The trend the Blackhawks are seeing from Connor Murphy this season has been consistently high-level play during a time when they need it most due to season-ending injuries to fellow blue liners Brent Seabrook and Calvin de Haan.
Murphy, who was selected by the Coyotes 20th overall in the 2011 NHL Draft and played in the desert four seasons before being acquired by the Blackhawks in the June 23, 2017 deal for Niklas Hjalmarsson, has four goals and 11 assists and has a plus-minus rating of plus-1 while averaging 21 minutes, 11 seconds of ice time, third-most on the Blackhawks this season.
The stay-at-home defenseman has been a stalwart on the penalty kill, leading the Blackhawks in average ice time while shorthanded at 2:43 to help the group improve from 29th last season to sixth this season. In addition, Murphy tops the Blackhawks overall with 100 shots and is fifth with 89 hits.

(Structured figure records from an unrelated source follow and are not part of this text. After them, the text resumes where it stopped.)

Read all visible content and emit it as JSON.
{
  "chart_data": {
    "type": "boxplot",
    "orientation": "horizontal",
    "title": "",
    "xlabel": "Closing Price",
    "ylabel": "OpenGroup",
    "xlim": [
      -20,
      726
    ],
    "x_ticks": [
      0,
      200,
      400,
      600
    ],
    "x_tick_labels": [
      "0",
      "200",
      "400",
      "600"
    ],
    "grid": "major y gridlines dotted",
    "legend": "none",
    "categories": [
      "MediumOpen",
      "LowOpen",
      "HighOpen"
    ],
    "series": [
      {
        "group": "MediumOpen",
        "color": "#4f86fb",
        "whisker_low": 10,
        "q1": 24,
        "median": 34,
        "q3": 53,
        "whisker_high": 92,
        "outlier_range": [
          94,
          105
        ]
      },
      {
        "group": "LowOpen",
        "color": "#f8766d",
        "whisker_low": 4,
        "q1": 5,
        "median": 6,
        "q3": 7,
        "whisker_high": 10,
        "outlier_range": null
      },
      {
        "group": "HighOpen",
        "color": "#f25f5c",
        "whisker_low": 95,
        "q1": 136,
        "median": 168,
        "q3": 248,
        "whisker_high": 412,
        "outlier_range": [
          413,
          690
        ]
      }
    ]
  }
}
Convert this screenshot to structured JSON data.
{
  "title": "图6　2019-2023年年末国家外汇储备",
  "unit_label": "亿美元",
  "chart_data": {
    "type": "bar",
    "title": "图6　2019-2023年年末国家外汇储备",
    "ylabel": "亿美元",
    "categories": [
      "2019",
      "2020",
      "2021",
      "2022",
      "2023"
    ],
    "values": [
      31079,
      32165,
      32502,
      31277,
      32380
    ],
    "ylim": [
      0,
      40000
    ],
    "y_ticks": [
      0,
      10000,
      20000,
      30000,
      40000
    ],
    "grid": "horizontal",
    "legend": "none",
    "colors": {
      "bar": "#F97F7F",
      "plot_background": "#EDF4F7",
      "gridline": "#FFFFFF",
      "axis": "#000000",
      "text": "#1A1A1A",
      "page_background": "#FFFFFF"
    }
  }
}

"He's been really, really solid," Blackhawks Senior Vice President/General Manager Stan Bowman said. "He's a guy that our coaches can count on. Our penalty kill has been really good this year, it went from last place to Top 10 penalty kill, and he's a big part of that.
"He does a lot of stuff that isn't sexy or doesn't get a lot of the attention - he's more of a meat-and-potatoes kind of guy - but he's competitive, physical, takes pride in defending and breaking up plays and moving the puck quick," Bowman continued. "He does everything that you need for a defenseman to do if your team wants to have success."
Added Blackhawks coach Jeremy Colliton: "(Murphy) has been really taking a lot of responsibility for us and just a calming influence on our team. Playing against good players. He's had a good year so far and hopefully he can continue. He's still got development in him, I think. There's more there so that's exciting."
Despite his own busy schedule, Gord Murphy doesn't miss any of his son's games.
"I watch every game even if I can't see it live because we're playing or something," Gord said. "I always watch it later that night or the next day. Being a dad, I don't like to miss a game."
When pressed, Gord put on his coaching hat to give a scouting report on his son's abilities.
"I'm very proud of the way he's really improved his defending," Gord said. "His level of compete on pucks around his net front and along the boards and in 1-on-1 situations and winning most of those 50-50 pucks is really good. He's a lot more confident with the puck in his first pass and his breakouts, things you like to see from defensemen consistently in the pro game."